Anche a Zara, così come a Fiume e nell’Istria, i sacerdoti pagarono un alto prezzo per la loro fede cristiana. Il parroco di Lagosta Don Romano Gerichievich fu arrestato dal potere partigiano jugoslavo (dicembre 1944), condannato a morte, con pena poi commutata a 10 anni di lavori forzati.
Un episodio non altrettanto cruento, che ebbe però forti ripercussioni segnando l’inizio di una reazione continua e tenace a Trieste contro il potere jugoslavo e le sue sopraffazioni e violenze contro la Chiesa e i suoi esponenti, fu l’aggressione subita da monsignor Santin a Capodistria (19 giugno 1947) per la festa di San Nazario, patrono di Capodistria. Questi, subito dopo l’aggressione, fu di forza rigettato in Italia. Da allora la battaglia di monsignor Santin contro il regime titoista divenne senza quartiere.
Nell’odio anticlericale jugoslavo confluivano diversi veleni: il fanatismo politico del socialcomunismo ateo; e l’antitalianità, poiché la Chiesa in Istria era espressione della realtà storica e umana sostanzialmente latino-veneta di quei luoghi o di gran parte di essi. Inoltre gli uomini di Chiesa erano collegati a Roma e a Trieste. Da qui le accuse a loro rivolte di spionaggio e di attività antipopolari.
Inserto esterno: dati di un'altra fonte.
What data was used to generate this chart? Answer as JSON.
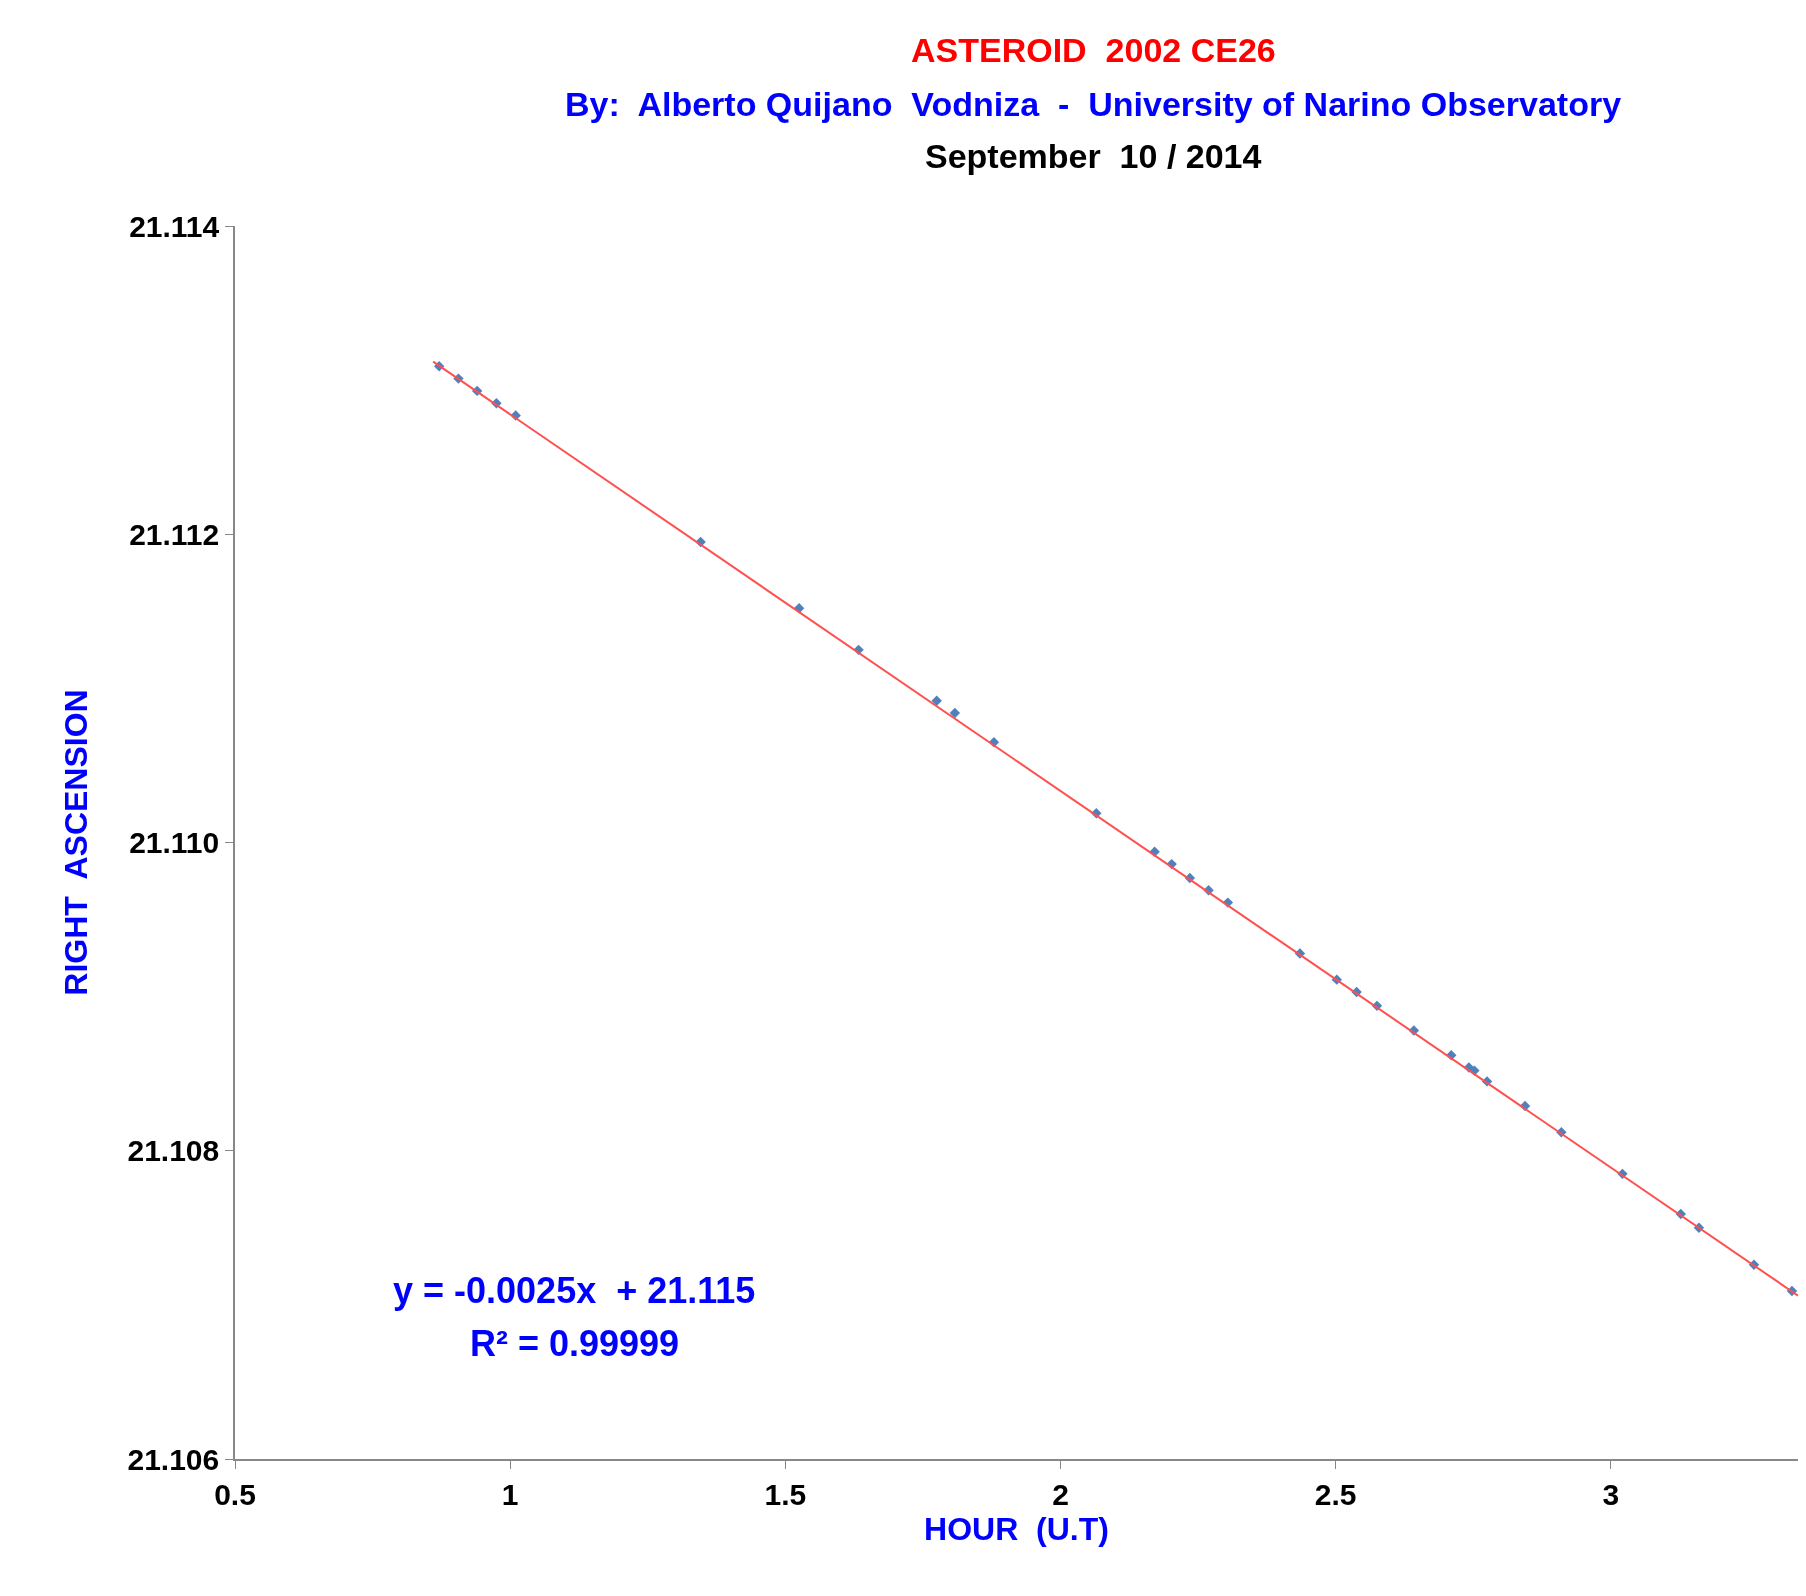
{
  "chart_data": {
    "type": "scatter",
    "title": "ASTEROID  2002 CE26",
    "subtitle": "By:  Alberto Quijano  Vodniza  -  University of Narino Observatory",
    "xlabel": "HOUR  (U.T)",
    "ylabel": "RIGHT  ASCENSION",
    "annotations": [
      "September  10 / 2014",
      "y = -0.0025x  + 21.115",
      "R² = 0.99999"
    ],
    "xlim": [
      0.5,
      3.34
    ],
    "xticks": [
      0.5,
      1,
      1.5,
      2,
      2.5,
      3
    ],
    "ylim": [
      21.106,
      21.114
    ],
    "yticks": [
      {
        "value": 21.106,
        "label": "21.106"
      },
      {
        "value": 21.108,
        "label": "21.108"
      },
      {
        "value": 21.11,
        "label": "21.110"
      },
      {
        "value": 21.112,
        "label": "21.112"
      },
      {
        "value": 21.114,
        "label": "21.114"
      }
    ],
    "series": [
      {
        "marker": "diamond",
        "color": "#4f81bd",
        "x": [
          0.871,
          0.906,
          0.94,
          0.975,
          1.01,
          1.346,
          1.525,
          1.633,
          1.775,
          1.808,
          1.879,
          2.065,
          2.171,
          2.202,
          2.235,
          2.269,
          2.304,
          2.435,
          2.502,
          2.538,
          2.575,
          2.642,
          2.71,
          2.742,
          2.752,
          2.775,
          2.844,
          2.91,
          3.021,
          3.127,
          3.16,
          3.26,
          3.329
        ],
        "values": [
          21.11309,
          21.11301,
          21.11293,
          21.11285,
          21.11277,
          21.11195,
          21.11152,
          21.11125,
          21.11092,
          21.11084,
          21.11065,
          21.11019,
          21.10994,
          21.10986,
          21.10977,
          21.10969,
          21.10961,
          21.10928,
          21.10911,
          21.10903,
          21.10894,
          21.10878,
          21.10862,
          21.10854,
          21.10852,
          21.10845,
          21.10829,
          21.10812,
          21.10785,
          21.10759,
          21.1075,
          21.10726,
          21.10709
        ]
      },
      {
        "type": "line",
        "marker": "none",
        "line_style": "solid",
        "color": "#ff5050",
        "x": [
          0.86,
          3.34
        ],
        "values": [
          21.11312,
          21.10706
        ]
      }
    ]
  }
}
Noi ancora oggi ricordiamo il grido di raccolta e di vendetta, in croato e in italiano: “Morte al fascismo, libertà ai popoli!” la cui minacciosa eco si spegnerà solo quando i popoli della Federazione, dopo una straordinaria abbuffata di retorica di fratellanza durata decenni, si sentiranno liberi di saltarsi finalmente alla gola. Ciò avverrà, beninteso, solo dopo il crollo del Muro con la disintegrazione delle menzogne che il socialismo reale aveva cementato nel muro e nella cortina di ferro, convinto di poter sfidare i secoli.